How to test it: pick an example, click `Check With AANA`, then inspect the
route and executor proof.
Reviewer checklist:
- `accept` allows execution
- `ask`, `defer`, and `refuse` block execution
- missing auth/evidence becomes a blocker
- audit-safe event is emitted
- a bad runtime recommendation can be overridden
Contrast: a plain permissive agent would execute the proposed tool call.

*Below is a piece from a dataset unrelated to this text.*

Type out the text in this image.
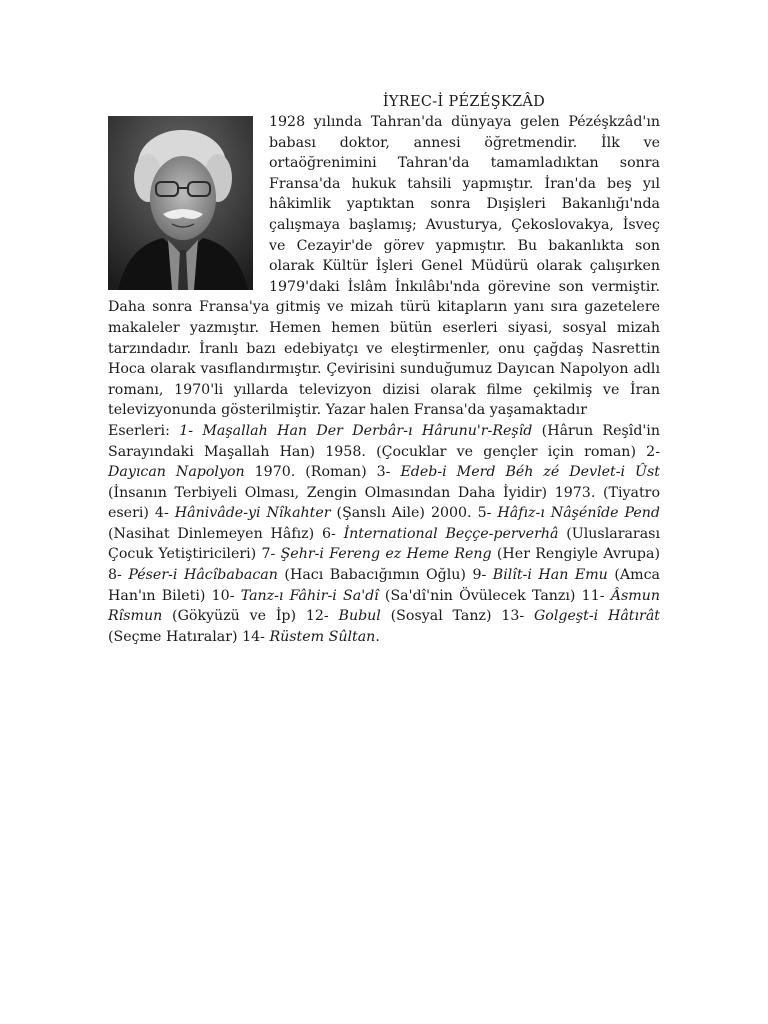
İYREC-İ PÉZÉŞKZÂD

1928 yılında Tahran'da dünyaya gelen Pézéşkzâd'ın babası doktor, annesi öğretmendir. İlk ve ortaöğrenimini Tahran'da tamamladıktan sonra Fransa'da hukuk tahsili yapmıştır. İran'da beş yıl hâkimlik yaptıktan sonra Dışişleri Bakanlığı'nda çalışmaya başlamış; Avusturya, Çekoslovakya, İsveç ve Cezayir'de görev yapmıştır. Bu bakanlıkta son olarak Kültür İşleri Genel Müdürü olarak çalışırken 1979'daki İslâm İnkılâbı'nda görevine son vermiştir. Daha sonra Fransa'ya gitmiş ve mizah türü kitapların yanı sıra gazetelere makaleler yazmıştır. Hemen hemen bütün eserleri siyasi, sosyal mizah tarzındadır. İranlı bazı edebiyatçı ve eleştirmenler, onu çağdaş Nasrettin Hoca olarak vasıflandırmıştır. Çevirisini sunduğumuz Dayıcan Napolyon adlı romanı, 1970'li yıllarda televizyon dizisi olarak filme çekilmiş ve İran televizyonunda gösterilmiştir. Yazar halen Fransa'da yaşamaktadır

Eserleri: 1- Maşallah Han Der Derbâr-ı Hârunu'r-Reşîd (Hârun Reşîd'in Sarayındaki Maşallah Han) 1958. (Çocuklar ve gençler için roman) 2- Dayıcan Napolyon 1970. (Roman) 3- Edeb-i Merd Béh zé Devlet-i Ûst (İnsanın Terbiyeli Olması, Zengin Olmasından Daha İyidir) 1973. (Tiyatro eseri) 4- Hânivâde-yi Nîkahter (Şanslı Aile) 2000. 5- Hâfız-ı Nâşénîde Pend (Nasihat Dinlemeyen Hâfız) 6- İnternational Beççe-perverhâ (Uluslararası Çocuk Yetiştiricileri) 7- Şehr-i Fereng ez Heme Reng (Her Rengiyle Avrupa) 8- Péser-i Hâcîbabacan (Hacı Babacığımın Oğlu) 9- Bilît-i Han Emu (Amca Han'ın Bileti) 10- Tanz-ı Fâhir-i Sa'dî (Sa'dî'nin Övülecek Tanzı) 11- Âsmun Rîsmun (Gökyüzü ve İp) 12- Bubul (Sosyal Tanz) 13- Golgeşt-i Hâtırât (Seçme Hatıralar) 14- Rüstem Sûltan.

AANA
blocks unless the contract is satisfied.
This is the difference reviewers should inspect: AANA turns pre-tool safety into
a typed contract, route table, hard execution rule, and audit-safe decision
event instead of relying only on prompts, classifiers, LLM judges, or
framework-specific middleware.
Frozen required fields:
- `tool_name`
- `tool_category`
- `authorization_state`
- `evidence_refs`
- `risk_domain`
- `proposed_arguments`
- `recommended_route`
The Space calls `aana.check_tool_call` with these fields and displays:
- route: `accept`, `ask`, `defer`, or `refuse`
- AIx score
- hard blockers
- missing evidence
- authorization state
- recovery guidance
- audit-safe log event
- blocked-tool non-execution proof from a synthetic executor
The synthetic executor is intentionally safe: it records that it would have run
only when AANA returns `accept`. It cannot send, delete, purchase, deploy,
export, or access private data.
Public evidence links:
- Model card: https://huggingface.co/mindbomber/aana
- Peer-review evidence pack: https://huggingface.co/datasets/mindbomber/aana-peer-review-evidence-pack
- Public artifact hub: https://huggingface.co/collections/mindbomber/aana-public-artifact-hub-69fecc99df04ae6ed6dbc6c4
- Short technical report: https://github.com/mindbomber/Alignment-Aware-Neural-Architecture--AANA-/blob/master/docs/aana-pre-action-control-layer-technical-report.md
Peer-review request:
- Are routes correct?
- Are false positives acceptable?
- Is evidence handling sufficient?
- Does this generalize beyond examples?
Please post critique in the Space discussion:
https://huggingface.co/spaces/mindbomber/aana-demo/discussions/1
Current diagnostic boundary: safety/adversarial prompt routing is useful but
incomplete, FinanceBench-style QA evidence routing is controlled and not an
official leaderboard claim, and governance/compliance routing is diagnostic
rather than legal, regulatory, or platform-policy certification.
Integration validation v1 is now included in the evidence pack: held-out
tool-call cases validate route parity, blocked-tool non-execution,
decision-shape parity, audit completeness, and schema behavior across CLI, SDK,
FastAPI, MCP, and middleware surfaces.